Talat Turhan, ihtilalci geleneğin içinde çok şey öğrenmiş ve öğrenmeye aday değerli bir kurmaydı. O, okuyan ve yazan yetenekli bir cezaevi arkadaşımızdı.
Talat Turhan, bir plan dahilinde ordudan tasfiye edilen ilerici ve yurtsever subaylardan biri olarak, 27 Mayıs–12 Mart sürecinde ünlü “Ziverbey Köşkü”nde Kontrgerilla’nın terörünü yaşamıştır. Böylesine düşündürücü ve ilginç bir hayatı yaşamış oluşu yüzünden onunla diyalog kurmak ve tartışmak gerekiyordu.
Talat Turhan ve aynı yönelişli arkadaşlardan deneyleri ve uzmanlık alanına giren konular üzerinde kendilerinden çok yararlanmıştık. Talat Turhan, eleştiriye açık biriydi. (…) bir bütün olarak sol’un işlediği hataları tartışmaktan çekinmezdi. Kuşkusuz bu arkadaşlar Marksist-Leninist değildi. Karşılıklı diyaloglarımızda arkadaş olmamız için böyle bir koşula gerek de yoktu.
Talat Turhan da… İdealizmi yenememişti; cezaevinde bulunmasının nedenlerini, kimi çürük insanların ahlak, namus ve kişilik bozukluğu yüzünden olduğunu ileri sürüyordu. Dava sanıkları arasında çok derin çelişkiler vardı.

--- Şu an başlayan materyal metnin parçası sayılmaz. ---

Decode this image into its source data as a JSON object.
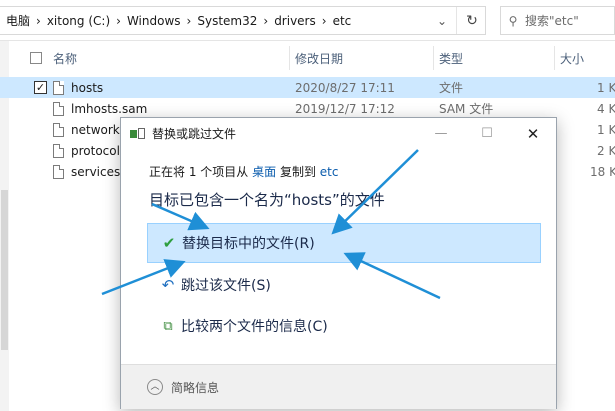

Talat Turhan, işte böyle bir cezaevinden ve kendisine yapılanlardan ötürü büyük bir kin duyarak dışarı çıkmıştı. Talat Turhan, kendi çizgisinde dürüst ve tutarlı olmaya çalışan biriydi. İnandığı davasını sahiplenerek, bu yolda iş yapılmasını pratikte-somutta göstererek kavgasını sürdürüyordu. Duruşmalara bir kurmay titizliği ve çalışkanlığıyla hazırlanıyordu. ABD emperyalizmini, NATO’yu, “Kontrgerilla”yı, ülkedeki devrimci örgütleri tasfiye planlarını, kısacası sistemin işleyiş kurallarını açığa vuran panolar, çizelgeler ve binlerce sayfa tutan savunmalarla önce kendisinin, sonra da bütün devrimcilerin öcünü alıyordu.
Selimiye Cezaevi penceresinden 40metre kadar ileride, yani iç avluda bir çöp yakma yeri vardı. Bir gün buraya iki cemse kitap getirdiler. Bu kitapların çoğu, kardeşim Zeki’nin ürettiği Öncü Kitabevi yayınlarıydı. Kitap kapaklarından tanımıştık. Talat Turhan bu manzara karşısında dayanamamış;
—Ey vahşi adamlar, faşist barbarlar, ağa babanız Hitler bile böylesine kitap düşmanlığı yapmamıştı. Kitap yakacağınıza, onları okuyun! Okuyun da beyinlerinizin pası açılsın! İnsan olmayı öğrenin… diyerek pencereden haykırmıştı. Gençler de, siyasi tutukluların gözlerine baka baka gerçekleştirilen bu korkunç ve kışkırtıcı tablo karşısında “yuha!”lar çekerek marş söylemeye başlamıştı. Cezaevindeki kitap yakma eylemi hemen her gün sürdürülmekteydi. Talat Turhan, cezaevindeki yasa ve teamül dışı uygulamalar karşısında hemen cezaevi komutanım çağırır, erlerin ve tutukluların önünde ağzına geleni söylerdi. Onun bu ‘posta koyusuna’ yöneticiler ses çıkarmaz, “Peki Talat bey, üzülmeyin, sinirlenmeyin lütfen, gereği yapılacaktır.” Derlerdi. Cezaevi komutanının bu ‘idare edici’ tavrının nedenleri vardı.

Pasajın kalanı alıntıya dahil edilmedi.